Title: How Whisper Turns Voice into Text
Introduction
Whisper is an AI model that changes voice into text. It is made by OpenAI. You can use it to write down what people say. Let’s see how it works.
1. What Whisper Can Do
Whisper can understand many languages. It can:
- Write down (transcribe) English, Japanese, and more
- Translate between languages
- Guess where a person stops talking
- Guess what language is spoken
There are different sizes: tiny, small, medium, and large. The large model is very accurate, but it needs a lot of memory.
2. Step-by-Step: How Whisper Works
Step 1: Voice Input
Whisper takes voice input in 30-second parts.
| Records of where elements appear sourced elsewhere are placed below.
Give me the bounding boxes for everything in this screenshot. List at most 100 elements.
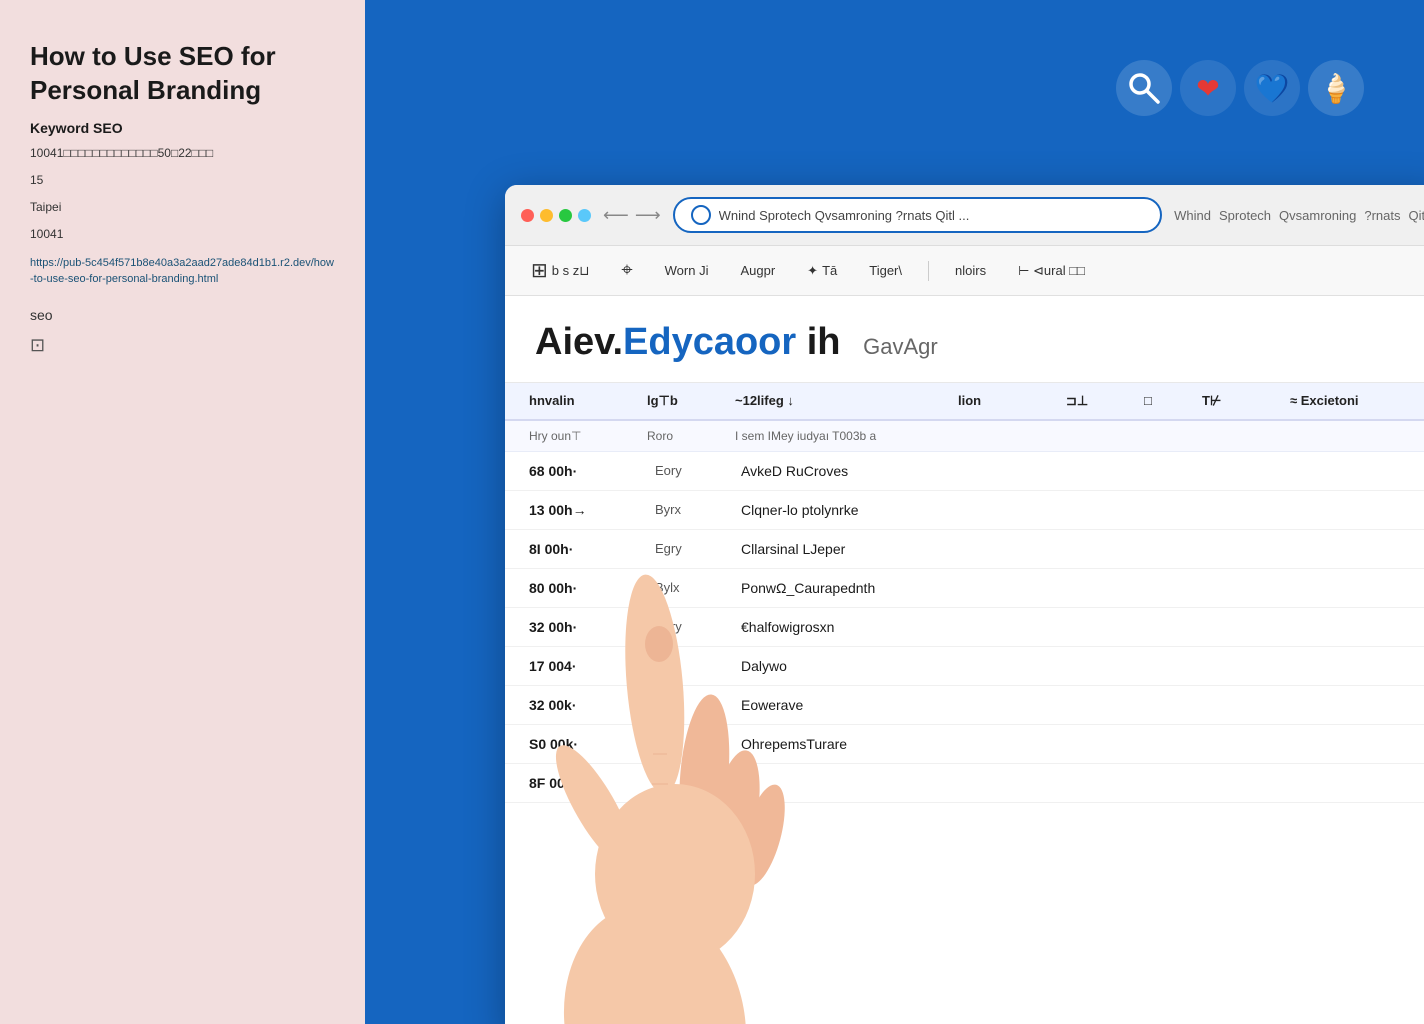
page-heading: Aiev.Edycaoor ih GavAgr — [505, 296, 1424, 383]
row-volume: 8I 00h· — [529, 541, 639, 557]
table-row[interactable]: 32 00k· Bory Eowerave — [505, 686, 1424, 725]
col-icon2: □ — [1144, 393, 1194, 409]
content-area: Aiev.Edycaoor ih GavAgr hnvalin lg⊤b ~12… — [505, 296, 1424, 1024]
browser-window: ⟵ ⟶ Wnind Sprotech Qvsamroning ?rnats Qi… — [505, 185, 1424, 1024]
toolbar-item-tiger[interactable]: Tiger\ — [863, 259, 908, 282]
col-lion[interactable]: lion — [958, 393, 1058, 409]
row-volume: 32 00k· — [529, 697, 639, 713]
heading-part2: Edycaoor — [623, 321, 796, 363]
col-icon1[interactable]: ⊐⊥ — [1066, 393, 1136, 409]
toolbar-item-target[interactable]: ⌖ — [615, 255, 638, 286]
top-icons-row: ❤ 💙 🍦 — [1116, 60, 1364, 116]
table-row[interactable]: 13 00h→ Byrx Clqner-lo ptolynrke — [505, 491, 1424, 530]
action-whind[interactable]: Whind — [1174, 208, 1211, 223]
toolbar-item-grid[interactable]: ⊞ b s z⊔ — [525, 254, 595, 287]
row-keyword: Eowerave — [741, 697, 1420, 713]
row-volume: 80 00h· — [529, 580, 639, 596]
table-row[interactable]: 17 004· Rylx Dalywo — [505, 647, 1424, 686]
row-volume: 13 00h→ — [529, 502, 639, 518]
row-keyword: AvkeD RuCroves — [741, 463, 1420, 479]
heading-sub: GavAgr — [863, 334, 938, 359]
address-text: Wnind Sprotech Qvsamroning ?rnats Qitl .… — [719, 208, 970, 223]
toolbar-item-worndi[interactable]: Worn Ji — [659, 259, 715, 282]
row-volume: 17 004· — [529, 658, 639, 674]
action-rnats[interactable]: ?rnats — [1364, 208, 1400, 223]
row-volume: S0 00k· — [529, 736, 639, 752]
table-row[interactable]: 8F 00h· — [505, 764, 1424, 803]
row-keyword: Cllarsinal LJeper — [741, 541, 1420, 557]
star-icon: ✦ — [807, 263, 818, 279]
minimize-button[interactable] — [540, 209, 553, 222]
row-country: Bury — [655, 619, 725, 634]
toolbar-item-augpr[interactable]: Augpr — [734, 259, 781, 282]
action-qvsamroning[interactable]: Qvsamroning — [1279, 208, 1356, 223]
left-panel: How to Use SEO for Personal Branding Key… — [0, 0, 365, 1024]
col-tk[interactable]: T⊬ — [1202, 393, 1282, 409]
table-row[interactable]: 32 00h· Bury €halfowigrosxn — [505, 608, 1424, 647]
browser-actions: Whind Sprotech Qvsamroning ?rnats Qitl — [1174, 208, 1424, 223]
icon-treat: 🍦 — [1308, 60, 1364, 116]
toolbar-label-nloirs: nloirs — [955, 263, 986, 278]
row-keyword: Clqner-lo ptolynrke — [741, 502, 1420, 518]
meta-line2: 15 — [30, 171, 335, 190]
heading-part1: Aiev. — [535, 321, 623, 363]
close-button[interactable] — [521, 209, 534, 222]
col-excieton[interactable]: ≈ Excietoni — [1290, 393, 1420, 409]
toolbar-label-1: b s z⊔ — [552, 263, 590, 279]
row-country: Egry — [655, 541, 725, 556]
page-url[interactable]: https://pub-5c454f571b8e40a3a2aad27ade84… — [30, 256, 335, 287]
extra-button[interactable] — [578, 209, 591, 222]
grid-icon: ⊞ — [531, 258, 548, 283]
meta-line1: 10041□□□□□□□□□□□□□50□22□□□ — [30, 144, 335, 163]
icon-search — [1116, 60, 1172, 116]
loading-indicator — [691, 205, 711, 225]
row-country: Bory — [655, 697, 725, 712]
icon-heart-blue: 💙 — [1244, 60, 1300, 116]
heading-part3: ih — [807, 321, 841, 363]
address-bar[interactable]: Wnind Sprotech Qvsamroning ?rnats Qitl .… — [673, 197, 1163, 233]
toolbar-label-augpr: Augpr — [740, 263, 775, 278]
table-row[interactable]: S0 00k· Nilly OhrepemsTurare — [505, 725, 1424, 764]
keyword-label: Keyword SEO — [30, 120, 335, 136]
toolbar-item-nloirs[interactable]: nloirs — [949, 259, 992, 282]
row-country: Byrx — [655, 502, 725, 517]
meta-line3: Taipei — [30, 198, 335, 217]
page-title: How to Use SEO for Personal Branding — [30, 40, 335, 108]
subheader-3: I sem IMey iudyaı T003b a — [735, 429, 1420, 443]
row-keyword: OhrepemsTurare — [741, 736, 1420, 752]
toolbar-label-ta: Tā — [822, 263, 837, 278]
nav-controls: ⟵ ⟶ — [603, 205, 661, 226]
table-row[interactable]: 68 00h· Eory AvkeD RuCroves — [505, 452, 1424, 491]
icon-heart: ❤ — [1180, 60, 1236, 116]
toolbar-label-ural: ⊢ ⊲ural □□ — [1018, 263, 1085, 279]
table-row[interactable]: 8I 00h· Egry Cllarsinal LJeper — [505, 530, 1424, 569]
toolbar-item-ural[interactable]: ⊢ ⊲ural □□ — [1012, 259, 1091, 283]
action-sprotech[interactable]: Sprotech — [1219, 208, 1271, 223]
table-header: hnvalin lg⊤b ~12lifeg ↓ lion ⊐⊥ □ T⊬ ≈ E… — [505, 383, 1424, 421]
row-country: Nilly — [655, 736, 725, 751]
table-rows: 68 00h· Eory AvkeD RuCroves 13 00h→ Byrx… — [505, 452, 1424, 803]
row-volume: 8F 00h· — [529, 775, 639, 791]
action-qitl[interactable]: Qitl — [1409, 208, 1424, 223]
toolbar-label-tiger: Tiger\ — [869, 263, 902, 278]
col-lgtb[interactable]: lg⊤b — [647, 393, 727, 409]
toolbar-label-worndi: Worn Ji — [665, 263, 709, 278]
col-12lifeg[interactable]: ~12lifeg ↓ — [735, 393, 950, 409]
row-volume: 68 00h· — [529, 463, 639, 479]
toolbar-item-ta[interactable]: ✦ Tā — [801, 259, 843, 283]
back-icon[interactable]: ⟵ — [603, 205, 629, 226]
forward-icon[interactable]: ⟶ — [635, 205, 661, 226]
col-hnvalin[interactable]: hnvalin — [529, 393, 639, 409]
traffic-lights — [521, 209, 591, 222]
row-country: Bylx — [655, 580, 725, 595]
toolbar-row: ⊞ b s z⊔ ⌖ Worn Ji Augpr ✦ Tā Tiger\ nlo… — [505, 246, 1424, 296]
table-row[interactable]: 80 00h· Bylx PonwΩ_Caurapednth — [505, 569, 1424, 608]
maximize-button[interactable] — [559, 209, 572, 222]
subheader-1: Hry oun⊤ — [529, 429, 639, 443]
copy-icon[interactable]: ⊡ — [30, 335, 335, 356]
subheader-2: Roro — [647, 429, 727, 443]
seo-tag: seo — [30, 307, 335, 323]
meta-line4: 10041 — [30, 225, 335, 244]
browser-chrome: ⟵ ⟶ Wnind Sprotech Qvsamroning ?rnats Qi… — [505, 185, 1424, 246]
row-country: Rylx — [655, 658, 725, 673]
Step 2: Convert to a Picture
It changes the voice to a special image called a mel spectrogram. This makes the sound easier for the computer to understand.
Step 3: Encoder
This part reads the image and finds important features. These features help Whisper understand what is said.
Step 4: Decoder
Whisper starts to write words. First, it guesses the language. Then, it writes one word at a time.
It uses the last word to guess the next one. This repeats until all words are written.
3. What’s Inside Whisper
Whisper uses a Transformer model. Transformers are used in GPT and BERT. They help AI understand order and meaning.
a. Positional Encoding
Voice or text has order. For example:
- “The dog bit the man”
- “The man bit the dog”
These are different. So, Whisper adds position data to understand the order.
b. Self-Attention
Whisper looks at all the words or sounds at once. It learns what parts are important. This is faster than old methods.
c. Multi-Head Attention
Whisper uses many “heads” to look at the data in different ways. This helps it understand more.
4. Making Words from Numbers
Whisper does not understand letters. So it changes words into numbers (IDs). These are called tokens.
Tokenization
It breaks long words into smaller parts. For example:
- “transcription” → “tran” + “script” + “ion”
These parts are turned into IDs. Later, Whisper changes the IDs back into text.
5. How It Chooses Words
Whisper gets scores for each word. It chooses the word with the highest score.
a. Greedy Search
Always picks the best score. Fast, but not always natural.
b. Beam Search
Keeps the top 2–5 options and chooses the best sentence later.
c. Temperature
Sometimes chooses random words. This makes text more creative.
6. Whisper on iPhone
Tiny or small models work on iPhone because they need less memory. Large models are too heavy.
7. Whisper Is Open
Whisper’s code is on GitHub. Everyone can check how it works. You can also learn from the research paper.
Conclusion
Whisper is a smart AI that listens and writes. It uses Transformer models to do this. It can help in many ways: meeting notes, subtitles, translation, and more.